Difficulty is also reduced by the prevalence of medical kits and the fact that these packs heal a person to full even if they've been completely incapacitated. So ironically, you'll find yourself waiting for team members to die, so you can maximize health pack usage, because the mission doesn't fail unless everyone is incapacitated. Tank shell to the face? No problem. Stepped on a pile of Claymores? No biggie. You're back up to full health in a jiffy. There's also the seemingly bottomless supply of ammunition. Not just what you'll find while you play, but the depth of your actual pockets. I had a submachine gun and twelve hundred rounds of ammo for it, in addition to a sidearm, rifle, grenades, health packs, and a few miscellaneous items. John Rambo, eat your heart out.

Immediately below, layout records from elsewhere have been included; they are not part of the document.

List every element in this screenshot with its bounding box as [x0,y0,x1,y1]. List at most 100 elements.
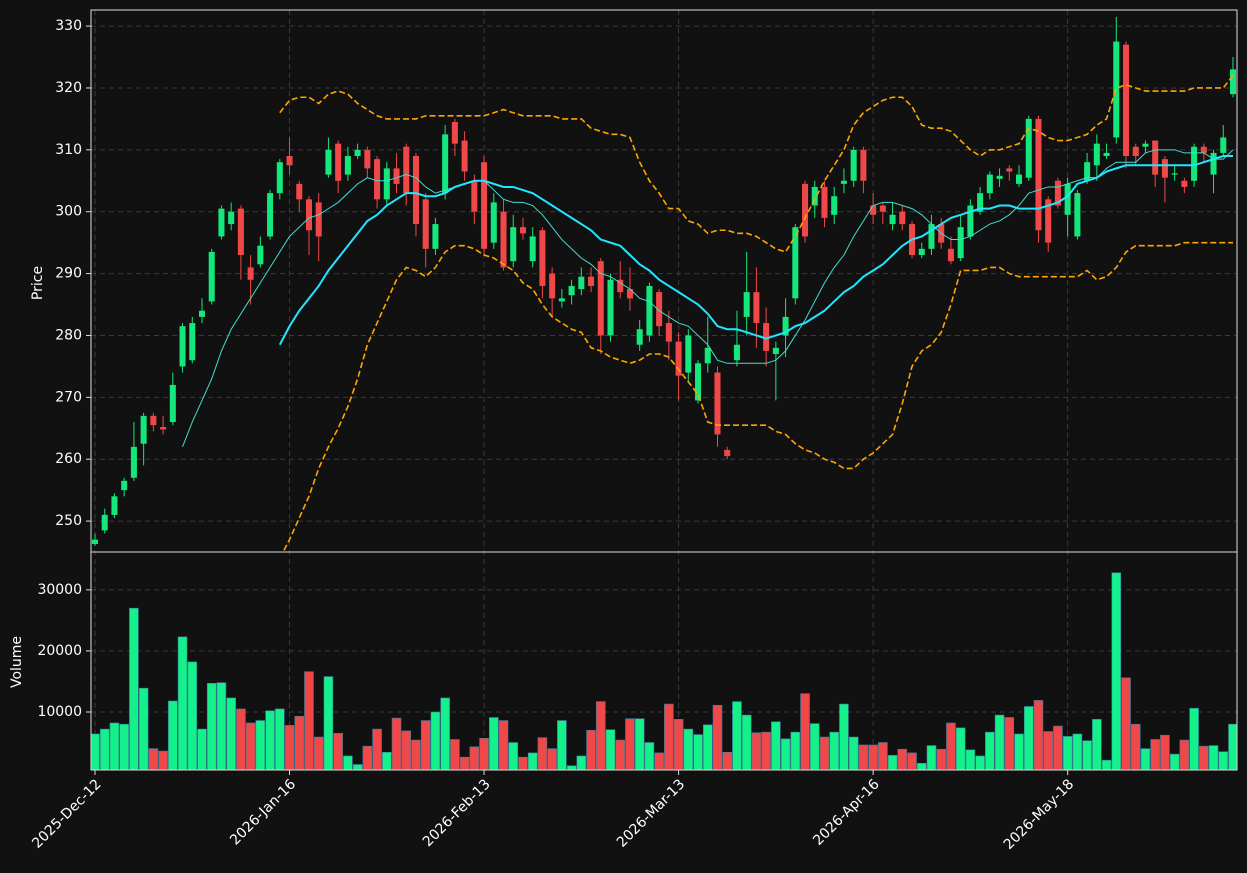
volume-bar [1150,739,1160,770]
volume-bar [479,737,489,770]
candle-body [510,227,517,262]
candle-body [646,285,653,336]
candle-body [1054,180,1061,206]
volume-bar [382,751,392,770]
candle-body [247,267,254,280]
volume-bar [722,751,732,770]
candle-body [91,539,99,544]
candle-body [811,186,818,206]
volume-bar [148,748,159,770]
volume-bar [294,715,305,770]
x-tick-label: 2026-Feb-13 [420,776,494,850]
candle-body [879,205,886,212]
volume-bar [323,676,334,770]
volume-bar [265,710,275,770]
candle-body [1084,162,1091,181]
candle-body [344,156,351,175]
volume-bar [693,734,703,770]
volume-bar [868,744,878,770]
volume-bar [206,682,217,770]
volume-bar [489,717,499,770]
volume-bar [566,765,577,770]
candle-body [617,279,624,293]
candle-body [461,140,468,172]
candle-body [179,326,186,367]
volume-bar [1072,733,1083,770]
volume-bar [809,723,820,770]
volume-bar [255,720,266,770]
volume-bar [994,714,1005,770]
volume-bar [1121,677,1131,770]
volume-bar [683,728,694,770]
candle-body [471,180,478,212]
candle-body [1200,146,1207,153]
candle-body [860,149,867,181]
volume-bar [557,720,567,770]
volume-bar [1169,753,1180,770]
volume-bar [702,724,713,770]
x-tick-label: 2026-May-18 [1001,776,1078,853]
candle-body [189,323,196,361]
volume-bar [1062,736,1073,770]
volume-bar [741,714,752,770]
candle-body [481,162,488,249]
x-tick-label: 2026-Apr-16 [810,776,883,849]
candle-body [636,329,643,345]
volume-bar [352,764,363,770]
candle-body [257,245,264,265]
candle-body [432,224,439,249]
candle-body [743,292,750,317]
candle-body [568,285,575,296]
volume-bar [625,718,635,770]
volume-bar [362,745,373,770]
volume-bar [226,697,236,770]
candle-body [802,183,809,237]
candle-body [714,372,721,435]
candle-body [665,323,672,342]
volume-bar [177,636,188,770]
x-tick-label: 2026-Mar-13 [614,776,688,850]
volume-bar [391,717,402,770]
candle-body [383,168,390,200]
candle-body [947,248,954,262]
candle-body [870,205,877,215]
volume-bar [197,728,207,770]
volume-axis-label: Volume [9,636,25,688]
volume-bar [936,748,946,770]
candle-body [1103,152,1110,157]
candle-body [1035,118,1042,231]
volume-bar [858,744,869,770]
volume-bar [469,746,480,770]
candle-body [578,276,585,290]
volume-bar [304,671,314,770]
volume-bar [187,661,198,770]
candle-body [1122,44,1130,157]
volume-bar [732,701,742,770]
volume-bar [664,703,674,770]
volume-bar [372,728,382,770]
candle-body [111,496,118,515]
volume-bar [459,756,470,770]
candle-body [539,230,546,286]
candle-body [208,251,215,302]
candle-body [850,149,857,181]
y-tick-label: 320 [55,80,82,96]
volume-bar [440,697,450,770]
volume-bar [245,722,256,770]
candle-body [928,224,935,249]
candle-body [753,292,760,324]
overlay-line [182,149,1234,448]
volume-bar [1053,725,1063,770]
volume-bar [605,729,616,770]
volume-bar [1092,719,1102,770]
volume-bar [1189,708,1199,770]
volume-bar [333,733,343,770]
candle-body [831,196,838,215]
candle-body [354,149,361,157]
candle-body [121,480,128,491]
volume-bar [615,739,626,770]
volume-bar [712,704,723,770]
y-tick-label: 20000 [37,643,82,659]
candle-body [1064,183,1071,215]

Still, you'll find times when you want to save your game. Since the enemy has a habit of bursting through doors guns blazing, from all directions, it's still possible for everyone to get wiped out, or to have a key member killed in a spot that's difficult to safely get to. Light levels appear to have zero effect on your visibility, making the low-light goggles something that merely evens the odds in your favor, rather than granting you a little leeway to surprise the enemy. And on the default difficulty, you'll get four saves. For a guy who's used to reflexively hitting the quicksave key, particularly to reduce downtime when reviewing a game on deadline, this is a little aggravating. Even if you're not budgeting your time, it's difficult to know where the right place is to save. You can judge roughly by how far across the map you are, but there are section of random enemy clusters and sections of swarm waves, without much indication of which will be which before you head into battle. So you have to kind of wing it. No matter what perspective you're coming from, I prefer my tactical decisions to be determined by combat parameters, not overall design philosophies. In other words, I would prefer deciding for myself how I want to save my game, while leaving the game itself up to them.
If you do happen to be a fan of how Conflict plays, there are plenty of modes to keep you busy. The game supports four player cooperative play on a split screen or though a system link. In addition, you can bring your skills onto Xbox Live and play a variety of missions in MIA or Survival modes. This, however, will only be good news to someone who enjoys the core gameplay.